Colourful fishing boats lining the harbourfront in Marsaxlokk during the Sunday Market
The distinctive colourful luzzu’s floating in the harbour in Marsaxlokk, Malta. Image by Living Nomads

St. Peter’s Pool, Marsaxlokk

Located at the tip of the peninsula in Marsaxlokk is a beautiful natural attraction that is just a short trip away from the harbour: St. Peter’s Pool. This breathtaking beach is etched into the side of an impressive cliff overlooking the clear azure waters. Along the cliffside there is a horseshoe shaped inlet with ridges above the water that are perfect for relaxing in the sun. Additionally, the ridge provides a perfect diving platform for swimmers to jump into the deep waters below. To access St. Peter’s Pool, there are two main options. The beach is accessible via car or bus, which can take you as far as the cliff directly above the pool. For the scenic route, there are luzzu’s in Marsaxlokk Harbour that will take you directly to the beach, while also providing optimal views of the surrounding area.

The rocky outcrops lining the inlet of St. Peters Pool in Malta
The inlet at St. Peter’s Pool, Marsaxlokk, Malta. Image by Photohound


Malta’s sister island is the perfect, off the beaten path getaway. Gozo is the second largest island in Malta, yet much less densely populated than the main island, allowing for a slower pace. It is often regarded as a more peaceful island, lined with rolling hills, pristine beaches and charming villages that contribute to its overall tranquility. Unlike the main island of Malta, here you will actually find lush greenery both inland and along its scenic beaches. To best experience this scenery that is incredibly unique in the country, visit the stunning Ir-Ramla il-Hamra Beach, where the green rolling hills meet the sea. 

Another natural point of interest in Gozo is the remarkable Dwejra Bay. Here, you will find the remnants of one of Malta’s most prominent natural attractions, the Azure Window, which collapsed in 2017. Despite the collapse, it is still a gorgeous area to explore, with deep blue waters, natural sea pools and incredible underwater rock formations which can be explored by diving or snorkelling. 

In addition to the wonderful natural attractions and more relaxed pace that are among the main enticing factors of Gozo, it is also home to several fascinating cultural and historic sites. Gozo’s capital city, Victoria, is a true historical wonder. The center of the city, its medieval Citadel, was constructed atop a hill overlooking the rustic buildings and countryside below.
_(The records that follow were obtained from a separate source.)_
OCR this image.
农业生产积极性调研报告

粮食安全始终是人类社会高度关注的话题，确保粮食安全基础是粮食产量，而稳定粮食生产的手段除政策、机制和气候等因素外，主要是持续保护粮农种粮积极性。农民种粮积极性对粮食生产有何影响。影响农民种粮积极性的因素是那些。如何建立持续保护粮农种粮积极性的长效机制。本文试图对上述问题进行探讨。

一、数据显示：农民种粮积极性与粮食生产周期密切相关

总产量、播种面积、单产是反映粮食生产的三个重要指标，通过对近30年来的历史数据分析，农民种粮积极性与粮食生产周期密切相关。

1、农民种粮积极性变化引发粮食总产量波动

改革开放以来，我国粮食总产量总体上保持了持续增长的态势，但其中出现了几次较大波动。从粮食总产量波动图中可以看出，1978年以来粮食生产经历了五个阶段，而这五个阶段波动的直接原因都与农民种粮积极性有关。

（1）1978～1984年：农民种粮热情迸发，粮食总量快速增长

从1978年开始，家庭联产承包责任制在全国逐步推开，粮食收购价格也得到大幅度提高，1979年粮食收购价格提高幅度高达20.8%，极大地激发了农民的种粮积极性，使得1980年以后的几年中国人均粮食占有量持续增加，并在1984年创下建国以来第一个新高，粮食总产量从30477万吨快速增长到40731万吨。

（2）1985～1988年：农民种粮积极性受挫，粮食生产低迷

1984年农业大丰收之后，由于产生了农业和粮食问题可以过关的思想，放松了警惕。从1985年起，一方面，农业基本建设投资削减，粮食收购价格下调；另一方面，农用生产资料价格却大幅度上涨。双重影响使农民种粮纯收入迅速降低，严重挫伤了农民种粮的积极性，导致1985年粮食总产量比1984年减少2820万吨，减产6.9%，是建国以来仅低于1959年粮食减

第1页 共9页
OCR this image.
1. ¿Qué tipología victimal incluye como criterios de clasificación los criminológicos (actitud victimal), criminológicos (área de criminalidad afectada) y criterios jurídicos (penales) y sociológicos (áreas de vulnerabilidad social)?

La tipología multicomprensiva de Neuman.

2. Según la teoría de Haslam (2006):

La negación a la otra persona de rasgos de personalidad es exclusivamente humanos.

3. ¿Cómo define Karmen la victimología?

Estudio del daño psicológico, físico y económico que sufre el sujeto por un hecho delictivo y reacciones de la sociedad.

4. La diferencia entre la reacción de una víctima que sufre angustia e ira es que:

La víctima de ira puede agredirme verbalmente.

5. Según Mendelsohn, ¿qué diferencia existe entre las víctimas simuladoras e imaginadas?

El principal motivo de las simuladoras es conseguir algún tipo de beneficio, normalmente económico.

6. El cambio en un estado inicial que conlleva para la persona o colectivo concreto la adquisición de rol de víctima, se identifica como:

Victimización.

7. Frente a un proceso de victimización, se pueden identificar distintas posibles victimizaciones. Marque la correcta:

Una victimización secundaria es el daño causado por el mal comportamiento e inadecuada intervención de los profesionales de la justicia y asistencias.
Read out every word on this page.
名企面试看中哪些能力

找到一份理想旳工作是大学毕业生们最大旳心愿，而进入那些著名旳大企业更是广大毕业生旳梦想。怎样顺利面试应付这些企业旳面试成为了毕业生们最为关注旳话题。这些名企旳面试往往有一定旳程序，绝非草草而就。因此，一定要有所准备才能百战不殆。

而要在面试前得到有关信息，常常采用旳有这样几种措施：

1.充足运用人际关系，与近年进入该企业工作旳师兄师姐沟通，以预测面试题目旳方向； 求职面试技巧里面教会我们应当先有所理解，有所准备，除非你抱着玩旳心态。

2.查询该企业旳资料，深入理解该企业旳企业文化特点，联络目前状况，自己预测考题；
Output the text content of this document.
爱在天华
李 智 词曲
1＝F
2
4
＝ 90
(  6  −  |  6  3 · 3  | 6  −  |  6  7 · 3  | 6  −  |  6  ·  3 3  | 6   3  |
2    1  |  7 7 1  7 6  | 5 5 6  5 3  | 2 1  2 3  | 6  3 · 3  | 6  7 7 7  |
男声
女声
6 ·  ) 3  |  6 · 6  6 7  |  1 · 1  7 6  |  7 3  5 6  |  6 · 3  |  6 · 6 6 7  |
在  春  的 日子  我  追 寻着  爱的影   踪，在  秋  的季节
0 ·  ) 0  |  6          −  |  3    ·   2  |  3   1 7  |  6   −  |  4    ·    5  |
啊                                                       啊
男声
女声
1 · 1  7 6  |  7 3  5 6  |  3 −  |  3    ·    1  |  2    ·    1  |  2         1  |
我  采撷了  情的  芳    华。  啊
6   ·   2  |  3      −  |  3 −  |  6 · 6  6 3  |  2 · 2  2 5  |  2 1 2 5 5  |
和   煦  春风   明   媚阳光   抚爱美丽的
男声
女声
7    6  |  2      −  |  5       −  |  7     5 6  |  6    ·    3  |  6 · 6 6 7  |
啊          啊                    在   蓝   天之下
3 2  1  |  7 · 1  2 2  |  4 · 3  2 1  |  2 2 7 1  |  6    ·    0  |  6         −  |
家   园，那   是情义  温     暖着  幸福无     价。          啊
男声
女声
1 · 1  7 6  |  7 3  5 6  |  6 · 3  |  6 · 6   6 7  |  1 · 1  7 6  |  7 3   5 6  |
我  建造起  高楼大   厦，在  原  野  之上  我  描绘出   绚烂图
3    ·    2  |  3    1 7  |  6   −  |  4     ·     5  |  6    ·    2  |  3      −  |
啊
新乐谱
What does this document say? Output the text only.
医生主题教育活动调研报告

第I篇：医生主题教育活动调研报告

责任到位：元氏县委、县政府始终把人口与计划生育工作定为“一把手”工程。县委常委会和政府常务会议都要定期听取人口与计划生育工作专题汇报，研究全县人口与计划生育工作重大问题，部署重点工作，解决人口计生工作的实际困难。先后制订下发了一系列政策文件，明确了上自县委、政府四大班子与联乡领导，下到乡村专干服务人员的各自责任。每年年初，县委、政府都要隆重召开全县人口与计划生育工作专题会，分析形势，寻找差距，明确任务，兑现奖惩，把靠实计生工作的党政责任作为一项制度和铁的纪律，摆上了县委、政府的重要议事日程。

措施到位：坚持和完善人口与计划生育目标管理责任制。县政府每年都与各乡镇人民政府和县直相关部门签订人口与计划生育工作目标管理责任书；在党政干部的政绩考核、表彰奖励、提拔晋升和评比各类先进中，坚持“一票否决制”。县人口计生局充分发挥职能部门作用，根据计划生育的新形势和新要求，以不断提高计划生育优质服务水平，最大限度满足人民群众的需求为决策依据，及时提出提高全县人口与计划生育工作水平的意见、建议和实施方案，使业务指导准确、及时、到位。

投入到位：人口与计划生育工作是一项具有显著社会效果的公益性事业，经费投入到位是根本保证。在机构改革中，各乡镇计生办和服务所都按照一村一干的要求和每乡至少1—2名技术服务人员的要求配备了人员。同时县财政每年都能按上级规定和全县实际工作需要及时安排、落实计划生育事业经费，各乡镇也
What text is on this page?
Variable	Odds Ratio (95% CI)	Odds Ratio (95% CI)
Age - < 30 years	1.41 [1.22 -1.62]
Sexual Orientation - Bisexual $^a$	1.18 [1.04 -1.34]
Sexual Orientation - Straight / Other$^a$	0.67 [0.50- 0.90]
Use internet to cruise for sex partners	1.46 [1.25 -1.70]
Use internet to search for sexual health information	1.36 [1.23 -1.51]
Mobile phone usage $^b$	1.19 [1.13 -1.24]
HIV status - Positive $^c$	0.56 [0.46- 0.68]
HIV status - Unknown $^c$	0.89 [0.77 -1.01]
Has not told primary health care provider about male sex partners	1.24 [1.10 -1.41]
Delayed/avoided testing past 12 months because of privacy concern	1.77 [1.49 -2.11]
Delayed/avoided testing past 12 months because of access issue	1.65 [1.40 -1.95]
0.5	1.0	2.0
The Citadel’s fortified walls were constructed by the Knights of Saint John after the city was partially destroyed by a battle with the Turks in 1551. Within the mesmerizing walls of the Citadel are further cultural and historical marvels, such as the Cathedral of the Assumption, a stunning embodiment of the Baroque period, and the Old Prison, which housed 16th century prisoners. The city of Victoria is the true historical heart of Gozo, and is a must visit for any history buffs. 

The walls around the Citadel in Victoria, Gozo, set upon a hill overlooking the rest of the city
The fortified walls surrounding the medieval Citadel in Victoria, Gozo. Image by My Guide Malta

Malta: The hidden gem of the Mediterranean 

Although greatly overlooked as a vacation destination, the island country of Malta is among the greatest options for culture, nature and history in the Mediterranean. Delectable local cuisine, a vibrant culture and plentiful accommodation options are some enticing factors apparent in Malta. In addition, incredible attractions such as the historic city of Valletta, the captivating waters of Blue Lagoon, the markets and natural pools of Marsaxlokk and the relaxing escape of Gozo, further cement Malta as an ideal Mediterranean destination. Evidently, the time is now to visit Malta, before the world catches on to this secret Mediterranean paradise.